ポケットから隊長への交渉で使う小銭を握りしめていた。
トウヤは隊列の先頭を行く、屈強な体躯の隊長に声をかける
「隊長さん、少しよろしいでしょうか?」
隊長は、ロバ車を引くトウヤを見て、怪訝な目を向けた。
隊長「なんだ、てめえ。俺たちの後ろに勝手にくっついてきやがって。何の用だ。」
トウヤは努めて落ち着いた態度で
「この度、こちらの商業都市まで行きたいのですが、私一人と、病弱な妹を乗せたこのロバ車では、道中が危険でして。どうか、貴隊の護衛の傍を、一緒に目的地まで向かわせていただけないでしょうか。」
トウヤは、握りしめていた小銭を隊長の手に押し付けた。その額は、貧しい平民にとっては十分な額だったが、隊商の護衛料としては微々たるものだった。

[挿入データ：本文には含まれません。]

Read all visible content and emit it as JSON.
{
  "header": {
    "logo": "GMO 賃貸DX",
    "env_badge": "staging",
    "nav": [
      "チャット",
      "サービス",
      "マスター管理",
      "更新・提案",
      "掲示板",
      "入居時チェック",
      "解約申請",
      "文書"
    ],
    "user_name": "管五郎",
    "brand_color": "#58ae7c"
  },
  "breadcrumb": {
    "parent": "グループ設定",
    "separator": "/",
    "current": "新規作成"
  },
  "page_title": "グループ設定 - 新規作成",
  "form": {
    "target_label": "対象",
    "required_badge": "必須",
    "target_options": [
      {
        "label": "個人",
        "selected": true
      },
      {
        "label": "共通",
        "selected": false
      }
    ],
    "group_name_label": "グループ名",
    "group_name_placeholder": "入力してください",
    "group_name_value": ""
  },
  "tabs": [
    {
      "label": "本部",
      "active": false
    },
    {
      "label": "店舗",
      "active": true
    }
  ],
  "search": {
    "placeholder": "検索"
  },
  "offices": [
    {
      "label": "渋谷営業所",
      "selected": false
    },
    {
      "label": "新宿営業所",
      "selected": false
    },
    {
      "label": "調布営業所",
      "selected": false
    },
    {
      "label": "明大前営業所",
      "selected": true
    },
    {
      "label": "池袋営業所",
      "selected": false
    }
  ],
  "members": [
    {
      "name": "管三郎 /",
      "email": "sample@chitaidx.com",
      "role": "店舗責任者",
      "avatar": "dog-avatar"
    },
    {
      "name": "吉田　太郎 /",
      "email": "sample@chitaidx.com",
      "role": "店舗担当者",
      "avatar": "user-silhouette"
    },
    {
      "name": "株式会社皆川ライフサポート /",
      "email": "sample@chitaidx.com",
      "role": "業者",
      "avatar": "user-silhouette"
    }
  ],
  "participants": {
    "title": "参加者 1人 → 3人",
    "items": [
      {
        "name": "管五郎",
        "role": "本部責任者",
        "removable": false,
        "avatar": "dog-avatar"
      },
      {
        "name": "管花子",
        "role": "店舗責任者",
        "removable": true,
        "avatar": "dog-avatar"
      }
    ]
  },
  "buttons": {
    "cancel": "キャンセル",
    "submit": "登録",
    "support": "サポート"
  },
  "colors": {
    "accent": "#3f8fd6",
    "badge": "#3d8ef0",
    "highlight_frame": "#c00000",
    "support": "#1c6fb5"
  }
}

隊長は、小銭を一瞥し、鼻で笑うことなく、トウヤの背後のロバ車に目を向けた。そして、「病弱な妹」という言葉に、彼の表情は一瞬で変わった。
隊長は低い声で、遠い目をする
「病弱な、妹……か。」
隊長は、かつて流行り病で幼い妹を亡くした過去があった。トウヤの必死な眼差しと、幌の中に隠された病弱な少女の存在が、彼の心の傷に響いたのだ。
隊長は小銭をトウヤに押し返す。
「金はいらねえ。人に何かあったら、道連れになるのが筋だ。勝手についてくるのは構わねえ。だが、隊列から絶対に離れるな。妹さんを大事にしてやれ。」
隊長は、トウヤのロバ車を隊列の中央付近に誘導し、彼らの安全を確保してくれた。トウヤは、お金ではなく、隊長の個人的な善意によって、最も安全な逃亡手段を得たことに、深く感謝した。
そして、隊長はその後も、道中、幌付きのロバ車の様子を何かと気にかけるのだった。